Because detectors that use static thresholds are easy to create and easy to understand, you have configured them to alert immediately every time a signal crosses a threshold. This provides the benefit of timeliness: if elevated values of the signal reveal problems to come, you are informed as soon as possible. However, even though you choose relevant signals and decent thresholds, the elevated value sometimes reveals only a transient stress on the system, and you now have alerts that fire and clear repeatedly in a short period of time. This phenomenon is known as "flapping" and you need to resolve it.
Configure a duration for the alert
For example, instead of triggering an alert immediately when CPU utilization exceeds 70%, you could require that utilization be above 70% for 2 minutes.
Configure a percent of duration for the alert
For example, you could require that CPU utilization be above 70%, for 80% of a 5 minute period. Be aware that using percent of duration conditions requires that you know the resolution of your detector (normally equivalent to the resolution of your data) to be able to accurately interpret its behavior. The reason for this is that the denominator for calculating the % of duration is the number of datapoints expected, and not the number of datapoints actually received. For example, let’s say that you are sending CPU utilization every 10 seconds. This means that in a 5 minute window you should have 5 x 6 = 30 measurements of CPU utilization, and that 80% of the 5 minute window means that 24 values must be above 70% for your detector to fire. However, if only 20 out of 30 expected datapoints arrive, and even if 16 of them (80%) are above 70%, then the detector will not fire. The rationale for this behavior is a combination of the fact that the detector (a) expects periodic data (in this case, every 10 seconds), and (b) makes no assumptions about the possible “goodness” or “badness” of missing data. As such, missing data can leave the detector in an ambiguous state, and the detector defaults to retaining its previous state rather than raising or clearing alerts based on assumptions. One important consequence of this behavior is that % of duration conditions cannot always be used for aperiodic data.
Configure the severity and notification for the alert
For example, you can have a minor alert (such as above 70% for 2 minutes) send a message to a Slack channel, while a critical alert (such as above 90% for 5 minutes) pages the on-call engineer.
Apply a smoothing transformation
Smoothing transformations allow you to obtain a signal with less fluctuation. They reduce the impact of a single (possibly spurious) extreme observation. One such transformation is the rolling mean, which replaces the original signal with the mean (average) of its last several values, where “several” is a parameter (the “window length”) that you can specify.
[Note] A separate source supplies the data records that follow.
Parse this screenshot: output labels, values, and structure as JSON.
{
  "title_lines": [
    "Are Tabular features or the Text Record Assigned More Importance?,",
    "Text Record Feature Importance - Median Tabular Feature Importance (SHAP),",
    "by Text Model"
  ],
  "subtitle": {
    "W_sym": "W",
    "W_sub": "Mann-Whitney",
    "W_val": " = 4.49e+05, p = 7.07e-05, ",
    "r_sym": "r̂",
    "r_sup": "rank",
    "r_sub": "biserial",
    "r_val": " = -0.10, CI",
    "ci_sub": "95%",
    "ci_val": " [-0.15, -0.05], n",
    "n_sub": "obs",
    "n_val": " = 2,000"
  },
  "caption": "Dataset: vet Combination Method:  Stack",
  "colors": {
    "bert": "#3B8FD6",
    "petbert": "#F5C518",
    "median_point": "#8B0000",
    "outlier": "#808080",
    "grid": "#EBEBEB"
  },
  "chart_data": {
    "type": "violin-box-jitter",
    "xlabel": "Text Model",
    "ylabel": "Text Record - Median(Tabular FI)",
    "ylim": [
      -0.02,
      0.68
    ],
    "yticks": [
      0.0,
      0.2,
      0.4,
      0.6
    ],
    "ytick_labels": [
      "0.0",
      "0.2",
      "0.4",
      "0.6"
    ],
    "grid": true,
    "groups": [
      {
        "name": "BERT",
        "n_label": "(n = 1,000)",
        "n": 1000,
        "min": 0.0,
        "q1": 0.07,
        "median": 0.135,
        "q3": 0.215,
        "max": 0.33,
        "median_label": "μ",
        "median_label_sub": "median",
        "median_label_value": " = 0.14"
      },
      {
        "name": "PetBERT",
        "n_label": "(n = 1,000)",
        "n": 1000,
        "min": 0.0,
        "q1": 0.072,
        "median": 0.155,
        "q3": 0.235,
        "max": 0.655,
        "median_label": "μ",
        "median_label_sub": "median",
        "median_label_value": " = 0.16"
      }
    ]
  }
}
Averaging the last few sample values is a method of approximating the true signal.
Establish a clearing condition
By default, an alert clears when the original trigger condition is no longer true. For example, if your alert is triggered immediately by CPU utilization going above 70%, then it will clear when CPU utilization goes below 70% (again, immediately). This kind of clearing condition works well if your signal does not encounter the threshold frequently or in quick succession. However, if your signal is hovering in the vicinity of the threshold, then the reciprocal clearing contributes directly to flappiness and detectors that are noisy and not particularly helpful.